Jiro Dreams of Sushi
The eminent sushi documentary tells the story of life at the top for “world’s greatest” master sushi chef, Jiro Ono, and the people who surround him. It’s a family affair, and documentarian David Gelb captures the delicacy with deftness. Just don’t watch this one if you’re planning on having sushi later, because not only will you be disappointed by whatever you get, you’ll know exactly what’s wrong with it in comparison to Jiro’s.
Mind of a Chef
Ever think about something that's extremely visually unappetizing—calamari or uni—and think about the humility and hunger it took some ancestor, hundreds of years ago, to take a bite. We’ll never know what was going through the head of the first person to shuck an oyster, but we can get in the heads of their contemporary counterparts with this Anthony Bourdain-narrated PBS documentary series, each season of which focuses in on the influences and inspirations of one master chef.
Noma: My Perfect Storm
Noma: if it isn’t the best restaurant on earth, it’s up there.
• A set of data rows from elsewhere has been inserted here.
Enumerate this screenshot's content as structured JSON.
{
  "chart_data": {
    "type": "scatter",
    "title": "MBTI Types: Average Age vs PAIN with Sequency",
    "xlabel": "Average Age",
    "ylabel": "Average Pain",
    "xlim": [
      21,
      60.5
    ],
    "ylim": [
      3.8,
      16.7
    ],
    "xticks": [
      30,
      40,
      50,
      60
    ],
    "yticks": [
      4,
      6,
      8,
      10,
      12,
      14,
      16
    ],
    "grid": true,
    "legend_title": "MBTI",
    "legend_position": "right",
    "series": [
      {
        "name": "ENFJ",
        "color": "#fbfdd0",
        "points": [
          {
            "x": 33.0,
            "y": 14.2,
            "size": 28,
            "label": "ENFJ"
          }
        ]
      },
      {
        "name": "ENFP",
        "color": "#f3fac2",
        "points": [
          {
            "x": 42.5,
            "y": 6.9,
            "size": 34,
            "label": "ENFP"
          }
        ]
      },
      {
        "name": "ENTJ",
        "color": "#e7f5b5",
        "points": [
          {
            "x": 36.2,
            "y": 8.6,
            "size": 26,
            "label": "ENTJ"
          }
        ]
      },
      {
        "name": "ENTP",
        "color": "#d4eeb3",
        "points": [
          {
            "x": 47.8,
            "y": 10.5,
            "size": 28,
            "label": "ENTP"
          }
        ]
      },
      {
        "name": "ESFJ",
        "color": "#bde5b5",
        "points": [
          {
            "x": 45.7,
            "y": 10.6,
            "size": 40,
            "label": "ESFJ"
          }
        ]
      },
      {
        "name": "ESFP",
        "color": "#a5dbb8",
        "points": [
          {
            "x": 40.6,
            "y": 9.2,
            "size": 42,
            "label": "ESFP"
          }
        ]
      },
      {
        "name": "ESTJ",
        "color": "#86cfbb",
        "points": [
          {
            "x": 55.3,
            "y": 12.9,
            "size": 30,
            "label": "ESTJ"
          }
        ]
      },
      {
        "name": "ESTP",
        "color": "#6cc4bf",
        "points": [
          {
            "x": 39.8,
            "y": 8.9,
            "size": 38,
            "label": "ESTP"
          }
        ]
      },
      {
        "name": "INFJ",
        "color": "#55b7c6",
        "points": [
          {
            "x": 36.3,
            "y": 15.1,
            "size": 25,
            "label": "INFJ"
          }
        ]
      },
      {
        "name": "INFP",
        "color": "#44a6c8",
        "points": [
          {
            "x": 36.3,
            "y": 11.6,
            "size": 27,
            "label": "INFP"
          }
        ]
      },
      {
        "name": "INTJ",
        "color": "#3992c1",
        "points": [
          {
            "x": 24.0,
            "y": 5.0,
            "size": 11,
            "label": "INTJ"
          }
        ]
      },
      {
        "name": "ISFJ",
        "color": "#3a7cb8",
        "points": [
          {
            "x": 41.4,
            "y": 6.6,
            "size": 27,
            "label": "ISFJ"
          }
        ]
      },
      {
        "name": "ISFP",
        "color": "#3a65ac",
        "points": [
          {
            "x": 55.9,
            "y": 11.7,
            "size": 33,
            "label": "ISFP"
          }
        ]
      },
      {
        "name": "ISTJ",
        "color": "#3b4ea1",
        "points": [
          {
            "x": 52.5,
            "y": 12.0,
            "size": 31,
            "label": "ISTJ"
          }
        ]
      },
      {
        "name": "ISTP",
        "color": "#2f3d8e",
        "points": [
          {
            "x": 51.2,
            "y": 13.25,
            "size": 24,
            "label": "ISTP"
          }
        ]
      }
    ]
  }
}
French filmmaker Pierre Deschamps captures a tumultuous period in time for the vaulted Copenhagen eatery where dishes themselves are works of art, as master chef René Redzepi struggles to keep his restaurant’s title and its doors open (Noma would close in 2017, only to reopen again this year). It’s about as high-intensity as it gets for a chef, so don’t expect it to be easy on the viewer, either. As Eater’s Joshua David Stein put it, “A clear film about a mess of a man can't help but be a mess of a film.” But sometimes the best mess is delicious.
Somebody Feed Phil
Not really sure why someone gave Phil Rosenthal, the co-creator of Everybody Loves Raymond, his own travel and food series, but we're not mad at it, either. Catch up with Rosenthal as well as family and friends, including Ray Romano, in this joyful ode to sitting down to a table with the people you love. And yes, dad jokes are on the menu.
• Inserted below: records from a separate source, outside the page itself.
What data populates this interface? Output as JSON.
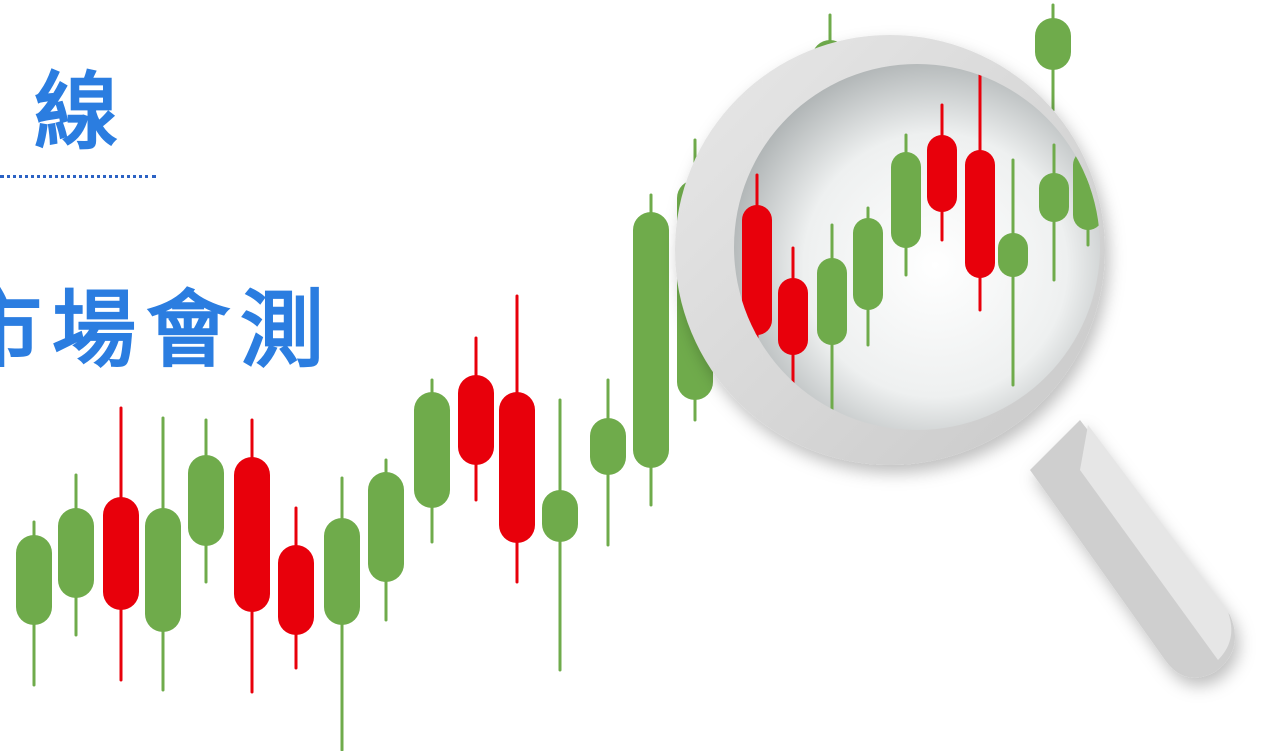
{
  "header": {
    "line1": "線",
    "line2": "市場會測"
  }
}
Think the SATs are difficult? For someone to even attempt the invitation-only Master Sommelier examination, which certifies that they are indeed a master of pairing food and wine, they generally require a minimum of ten years spent in the hospitality industry. In Jason Wise’s 2013 documentary, four intrepid sommeliers try their nostrils and taste buds at glory. You’ll come away with a new respect for people who stick their noses in wine glasses, guaranteed.
Celebrity chef David Chang brings his distinct sensibilities to this Netflix food series about the less-presentable, but no less-tasty aspects of global food culture. A taco trip from LA to Mexico should pique the interests of any foodie, but it’s the frank and eye-opening conversations about how food makes us human that elevates this show into something worth savoring.